Bhima Yudhistira, seorang ekonom muda Institute for Development of Economics and Finance (Indef), bisa dikatakan telah mengantisipasi masifnya respon publik, ketika tempo hari ia mengunggah invitasi debat terbuka yang ditujukan kepada stafsus presiden, Belva Devara melalui instagram pribadi miliknya.

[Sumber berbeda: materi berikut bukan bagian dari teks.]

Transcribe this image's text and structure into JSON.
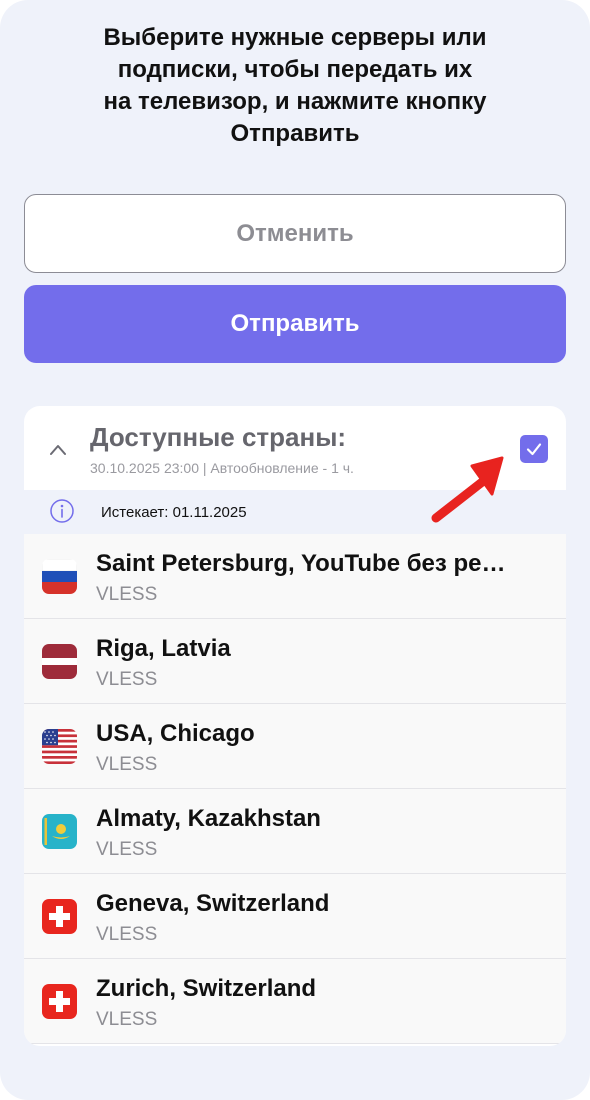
{
  "instruction": "Выберите нужные серверы или\nподписки, чтобы передать их\nна телевизор, и нажмите кнопку\nОтправить",
  "buttons": {
    "cancel_label": "Отменить",
    "send_label": "Отправить"
  },
  "card": {
    "title": "Доступные страны:",
    "subtitle": "30.10.2025 23:00 | Автообновление - 1 ч.",
    "checked": true,
    "expires": "Истекает: 01.11.2025"
  },
  "servers": [
    {
      "name": "Saint Petersburg, YouTube без рек…",
      "protocol": "VLESS",
      "flag": "russia-flag"
    },
    {
      "name": "Riga, Latvia",
      "protocol": "VLESS",
      "flag": "latvia-flag"
    },
    {
      "name": "USA, Chicago",
      "protocol": "VLESS",
      "flag": "usa-flag"
    },
    {
      "name": "Almaty, Kazakhstan",
      "protocol": "VLESS",
      "flag": "kazakhstan-flag"
    },
    {
      "name": "Geneva, Switzerland",
      "protocol": "VLESS",
      "flag": "switzerland-flag"
    },
    {
      "name": "Zurich, Switzerland",
      "protocol": "VLESS",
      "flag": "switzerland-flag"
    }
  ],
  "colors": {
    "accent": "#736deb",
    "background": "#eff2fa",
    "annotation_arrow": "#e8231f"
  }
}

Konteks debat yang diangkat pun sangat relevan dengan latar belakang keilmuan dan pengalaman masing-masing serta sesuai dengan isu yang saat ini hangat di masyarakat. Reaksi antusias publik juga dinilai tidak berlebihan mengingat isu pelatihan Kartu Prakerja beranggaran mewah yang berhembus dari Istana, telah memberikan distorsi hebat kepada nalar khalayak.

Mulai dari pertanyaan tentang kesesuaian program dengan karakteristik penerima manfaat, tarif pelatihan yang berlebihan atau over priced, hingga dugaan adanya konflik kepentingan pribadi segelintir pihak dibalik proyek tersebut.

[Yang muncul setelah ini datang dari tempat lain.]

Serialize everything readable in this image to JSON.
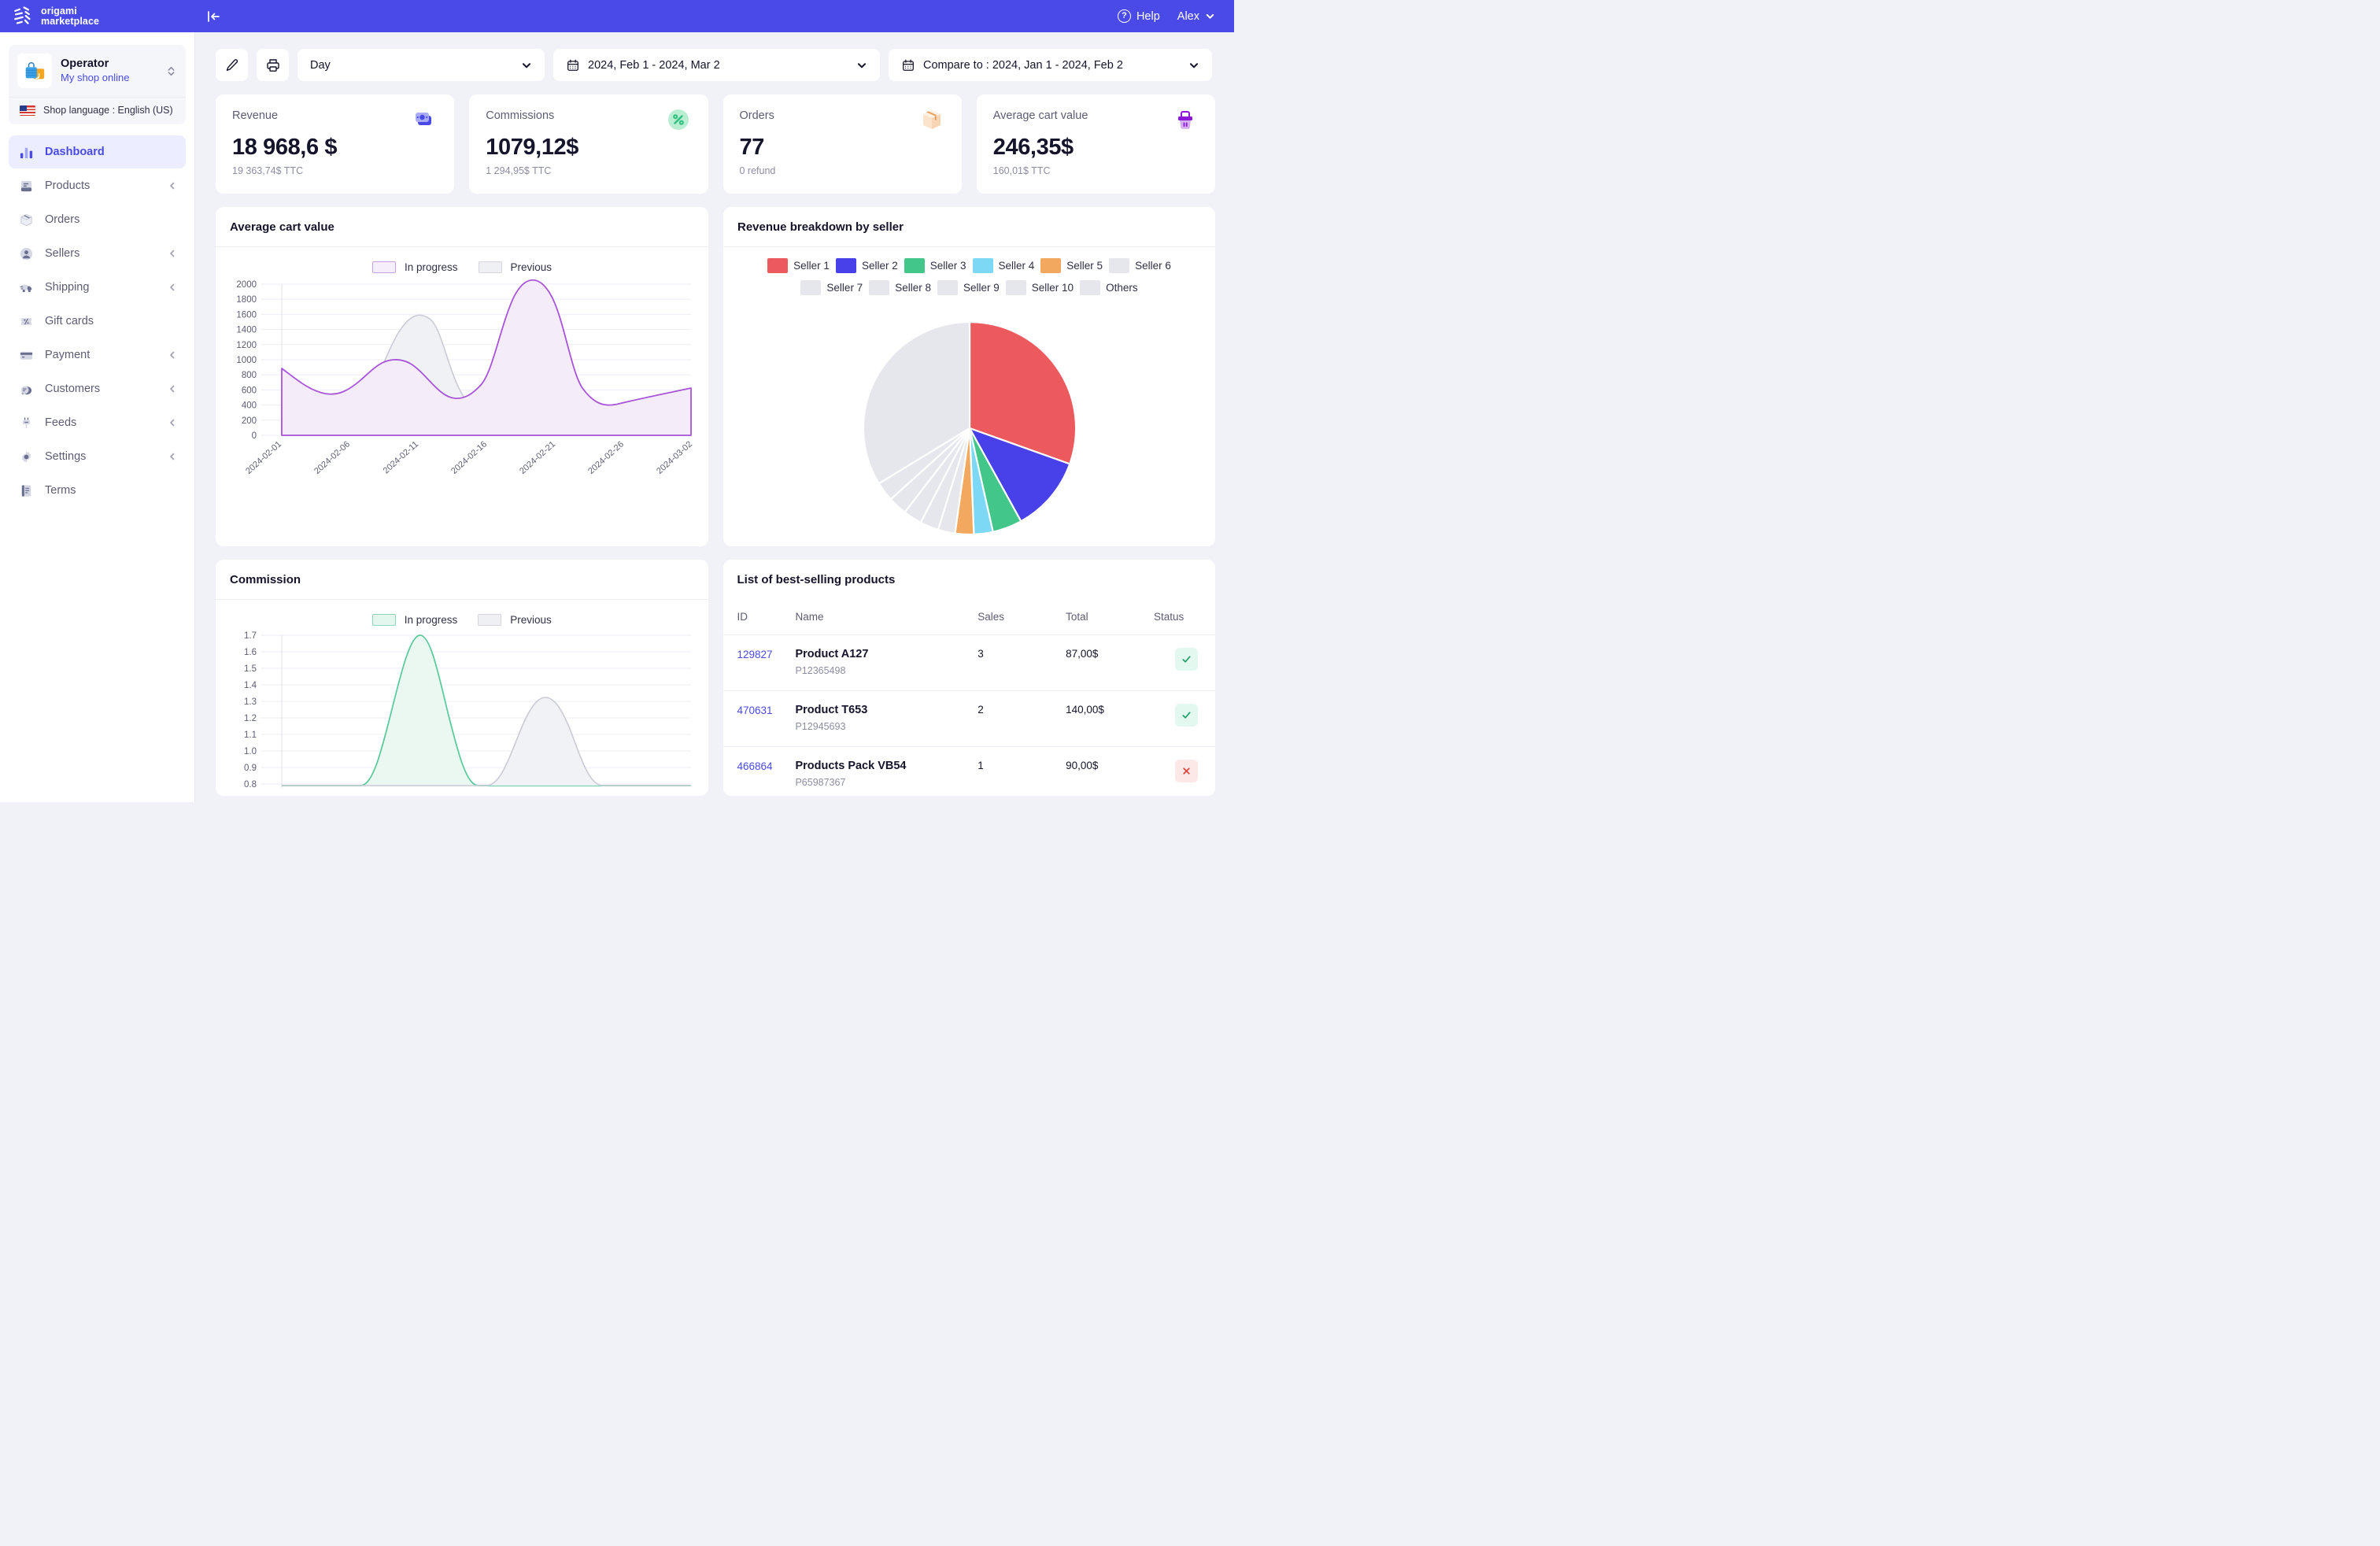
{
  "topbar": {
    "brand_line1": "origami",
    "brand_line2": "marketplace",
    "collapse_icon": "collapse-sidebar-icon",
    "help_label": "Help",
    "help_icon": "question-mark-icon",
    "user_name": "Alex",
    "user_caret_icon": "chevron-down-icon",
    "brand_bg": "#4a4ae8"
  },
  "sidebar": {
    "shop": {
      "name": "Operator",
      "subtitle": "My shop online",
      "avatar_icon": "shopping-bag-icon",
      "switch_icon": "chevron-up-down-icon",
      "language_label": "Shop language : English (US)",
      "flag_icon": "us-flag-icon"
    },
    "items": [
      {
        "label": "Dashboard",
        "icon": "bar-chart-icon",
        "active": true,
        "expandable": false
      },
      {
        "label": "Products",
        "icon": "book-icon",
        "active": false,
        "expandable": true
      },
      {
        "label": "Orders",
        "icon": "box-icon",
        "active": false,
        "expandable": false
      },
      {
        "label": "Sellers",
        "icon": "user-icon",
        "active": false,
        "expandable": true
      },
      {
        "label": "Shipping",
        "icon": "truck-icon",
        "active": false,
        "expandable": true
      },
      {
        "label": "Gift cards",
        "icon": "percent-tag-icon",
        "active": false,
        "expandable": false
      },
      {
        "label": "Payment",
        "icon": "credit-card-icon",
        "active": false,
        "expandable": true
      },
      {
        "label": "Customers",
        "icon": "chat-bubble-icon",
        "active": false,
        "expandable": true
      },
      {
        "label": "Feeds",
        "icon": "plug-icon",
        "active": false,
        "expandable": true
      },
      {
        "label": "Settings",
        "icon": "gear-icon",
        "active": false,
        "expandable": true
      },
      {
        "label": "Terms",
        "icon": "document-icon",
        "active": false,
        "expandable": false
      }
    ]
  },
  "toolbar": {
    "edit_icon": "pencil-icon",
    "print_icon": "printer-icon",
    "granularity_value": "Day",
    "granularity_caret": "chevron-down-icon",
    "date_range_value": "2024, Feb 1 - 2024, Mar 2",
    "date_range_icon": "calendar-icon",
    "compare_value": "Compare to : 2024, Jan 1 - 2024, Feb 2",
    "compare_icon": "calendar-icon"
  },
  "stats": [
    {
      "title": "Revenue",
      "value": "18 968,6 $",
      "sub": "19 363,74$ TTC",
      "icon": "money-icon",
      "icon_color": "#4a4ae8"
    },
    {
      "title": "Commissions",
      "value": "1079,12$",
      "sub": "1 294,95$ TTC",
      "icon": "percent-icon",
      "icon_color": "#2fbf7f"
    },
    {
      "title": "Orders",
      "value": "77",
      "sub": "0 refund",
      "icon": "package-icon",
      "icon_color": "#f0a868"
    },
    {
      "title": "Average cart value",
      "value": "246,35$",
      "sub": "160,01$ TTC",
      "icon": "basket-icon",
      "icon_color": "#8b17d9"
    }
  ],
  "panels": {
    "avg_cart": {
      "title": "Average cart value"
    },
    "revenue_breakdown": {
      "title": "Revenue breakdown by seller"
    },
    "commission": {
      "title": "Commission"
    },
    "best_sellers": {
      "title": "List of best-selling products"
    }
  },
  "legend": {
    "in_progress": "In progress",
    "previous": "Previous",
    "in_progress_color": "#f7eefc",
    "in_progress_border": "#c9a3e0",
    "previous_color": "#eff0f4",
    "previous_border": "#d3d5df"
  },
  "table": {
    "headers": [
      "ID",
      "Name",
      "Sales",
      "Total",
      "Status"
    ],
    "rows": [
      {
        "id": "129827",
        "name": "Product A127",
        "sku": "P12365498",
        "sales": "3",
        "total": "87,00$",
        "status": "ok",
        "status_icon": "check-icon"
      },
      {
        "id": "470631",
        "name": "Product T653",
        "sku": "P12945693",
        "sales": "2",
        "total": "140,00$",
        "status": "ok",
        "status_icon": "check-icon"
      },
      {
        "id": "466864",
        "name": "Products Pack VB54",
        "sku": "P65987367",
        "sales": "1",
        "total": "90,00$",
        "status": "no",
        "status_icon": "cross-icon"
      }
    ]
  },
  "chart_data": [
    {
      "id": "avg_cart_chart",
      "type": "area",
      "title": "Average cart value",
      "xlabel": "",
      "ylabel": "",
      "ylim": [
        0,
        2000
      ],
      "yticks": [
        0,
        200,
        400,
        600,
        800,
        1000,
        1200,
        1400,
        1600,
        1800,
        2000
      ],
      "grid": true,
      "legend_position": "top-center",
      "x": [
        "2024-02-01",
        "2024-02-06",
        "2024-02-11",
        "2024-02-16",
        "2024-02-21",
        "2024-02-26",
        "2024-03-02"
      ],
      "xtick_labels": [
        "2024-02-01",
        "2024-02-06",
        "2024-02-11",
        "2024-02-16",
        "2024-02-21",
        "2024-02-26",
        "2024-03-02"
      ],
      "series": [
        {
          "name": "In progress",
          "color": "#a855d8",
          "values": [
            900,
            630,
            550,
            700,
            990,
            940,
            600,
            470,
            520,
            1300,
            2000,
            1480,
            520,
            330,
            380,
            430
          ]
        },
        {
          "name": "Previous",
          "color": "#c9cbd6",
          "values": [
            480,
            300,
            240,
            300,
            900,
            1420,
            1100,
            380,
            250,
            430,
            660,
            600,
            350,
            230,
            330,
            560
          ]
        }
      ]
    },
    {
      "id": "revenue_by_seller_pie",
      "type": "pie",
      "title": "Revenue breakdown by seller",
      "legend_position": "top",
      "labels": [
        "Seller 1",
        "Seller 2",
        "Seller 3",
        "Seller 4",
        "Seller 5",
        "Seller 6",
        "Seller 7",
        "Seller 8",
        "Seller 9",
        "Seller 10",
        "Others"
      ],
      "colors": [
        "#ec5a5e",
        "#4840e8",
        "#43c68a",
        "#7dd8f5",
        "#f2a95f",
        "#e6e7ed",
        "#e6e7ed",
        "#e6e7ed",
        "#e6e7ed",
        "#e6e7ed",
        "#e6e7ed"
      ],
      "values": [
        25.5,
        11.5,
        6.0,
        4.2,
        4.0,
        3.0,
        2.6,
        2.4,
        2.2,
        2.0,
        36.6
      ]
    },
    {
      "id": "commission_chart",
      "type": "area",
      "title": "Commission",
      "ylim": [
        0.8,
        1.7
      ],
      "yticks": [
        0.8,
        0.9,
        1.0,
        1.1,
        1.2,
        1.3,
        1.4,
        1.5,
        1.6,
        1.7
      ],
      "grid": true,
      "legend_position": "top-center",
      "series": [
        {
          "name": "In progress",
          "color": "#58c99a",
          "values": [
            0.8,
            0.8,
            0.8,
            0.8,
            1.7,
            0.8,
            0.8,
            0.8,
            0.85,
            0.8,
            0.8
          ]
        },
        {
          "name": "Previous",
          "color": "#c9cbd6",
          "values": [
            0.8,
            0.8,
            0.8,
            0.8,
            0.8,
            0.8,
            0.8,
            1.25,
            0.8,
            0.8,
            0.8
          ]
        }
      ]
    }
  ]
}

Debat terbuka yang rencananya diagendakan akan dilakukan secara tele conference itu juga dinilai menjadi ajang adu gengsi tersendiri bagi dua alumni kampus terkemuka luar negeri tersebut. Bhima merupakan peraih Master dari University of Bradfod, Inggris. Sementara Belva menyelesaikan strata dua dengan gelar ganda dari Stanford dan Harvard University, Amerika Serikat.

Meskipun sampai saat ini Belva masih bergeming atas undangan tersebut, publik sangat antusias menantikan “pertarungan” dua tokoh milenial tersebut. Agenda diskursus seperti ini dinilai menjadi yang pertama kalinya bagi milenial yang akan tercatat sebagai tonggak awal peran milenial dalam kebijakan politik dan pemerintahan yang konkret.

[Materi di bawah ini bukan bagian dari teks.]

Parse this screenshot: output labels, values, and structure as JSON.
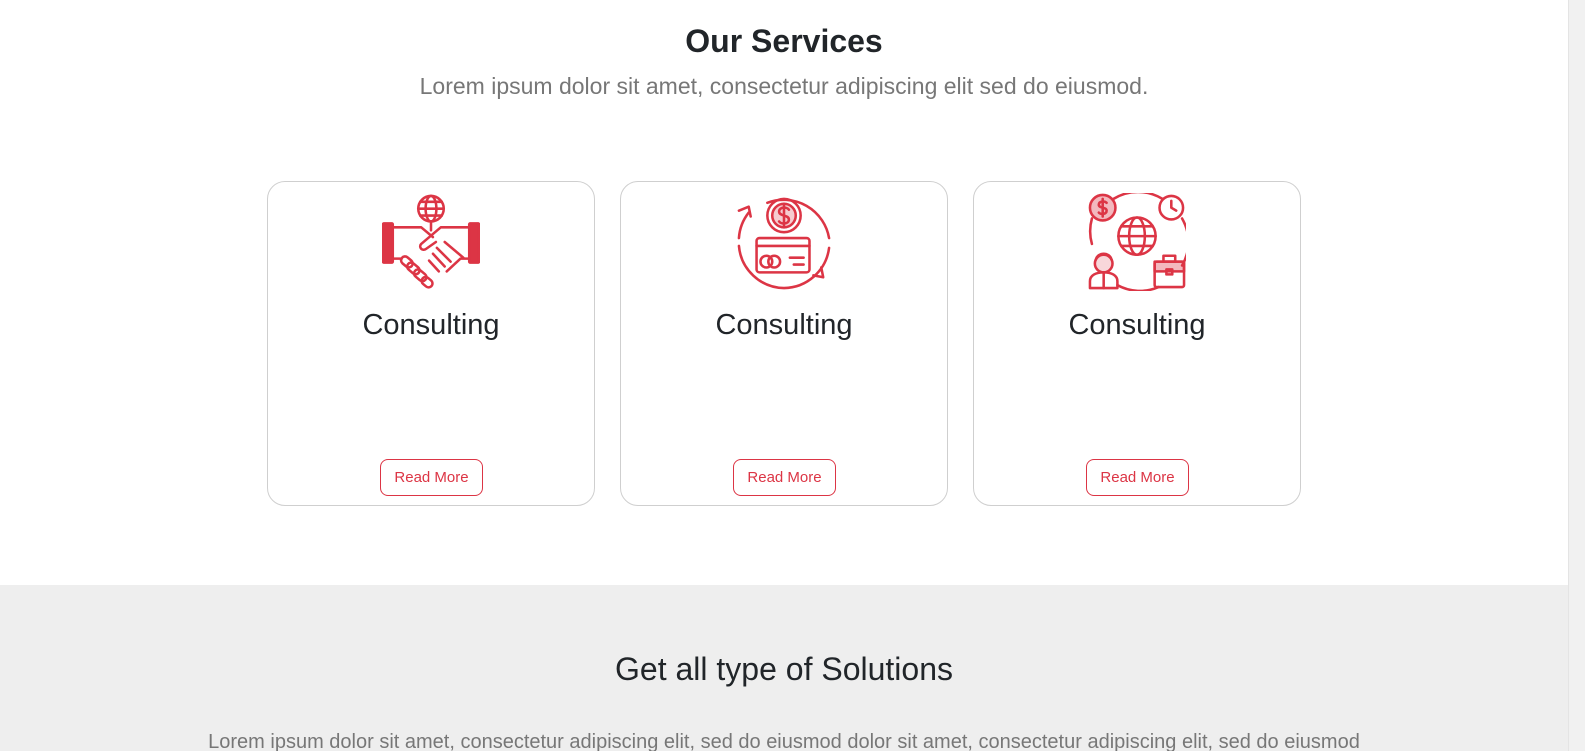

Mary Wisniewski dalam publikasinya berjudul “Leadership and the Millennials: Transforming Today’s Technological Teens into Tomorrow’s Leaders”, menyatakan bahwa proses pembelajaran dan keterlibatan milenial, yang cenderung berorientasi pada tujuan nyata serta kemaslahatan, dalam sebuah diskursus kebijakan dapat mencerminkan progres konstruktif perkembangan sebuah negara.

Mengacu pada kutipan dari Wisniewski tersebut, agenda tarung intelektualitas dua milenial antara Bhima dan Belva terkait kontoversi Kartu Prakerja, agaknya relevan jika dikatakan sebagai bagian dari progres kemajuan bangsa. Jangkauan isu hingga seputar konflik kepentingan juga dinilai adalah langkah konstruktif untuk meminimalisir atau menghilangkan isu tersebut dalam pemerintahan yang akan dikelola oleh kaum milenial kelak.

Pembelajaran juga dinilai akan didapatkan publik jika debat terbuka ini benar-benar berlangsung. Hal ini karena, dapat dipastikan dua tokoh muda ini kaya akan narasi-narasi empiris yang dapat mencerahkan perspektif masyarakat luas.

Namun, apakah dengan masih bungkamnya Belva atas “tantangan” debat tersebut, mengindikasikan bahwa ia sebenarnya menyadari bahwa memang ada konflik kepentingan yang terjadi terkait proyek pelatihan Kartu Prakerja?

Terperangkap “Protokol” Klasik

Hampir dipastikan tidak ada yang menyangsikan kehebatan Belva Devara sebagai tokoh muda Indonesia yang bisa dibilang sebagai salah satu yang terbaik saat ini. Prestasi cemerlang, berlisensi kampus terbaik dunia, hingga kesuksesan inovasi bisnis yang mulai merubah pola pembelajaran anak bangsa di era revolusi industri.

Hal ini jualah yang membawanya melenggang mulus ke Istana untuk menjadi “teman diskusi” Presiden Jokowi, setidaknya itulah tupoksi Belva Devara yang tersurat dalam peraturan perundang-undangan. Ekspektasi publik cukup tinggi atas kehadiran referensi inovatif Belva di telinga dan pikiran Jokowi. Namun seiring waktu, ekspektasi publik tersebut seolah menghujam jatuh ke bumi.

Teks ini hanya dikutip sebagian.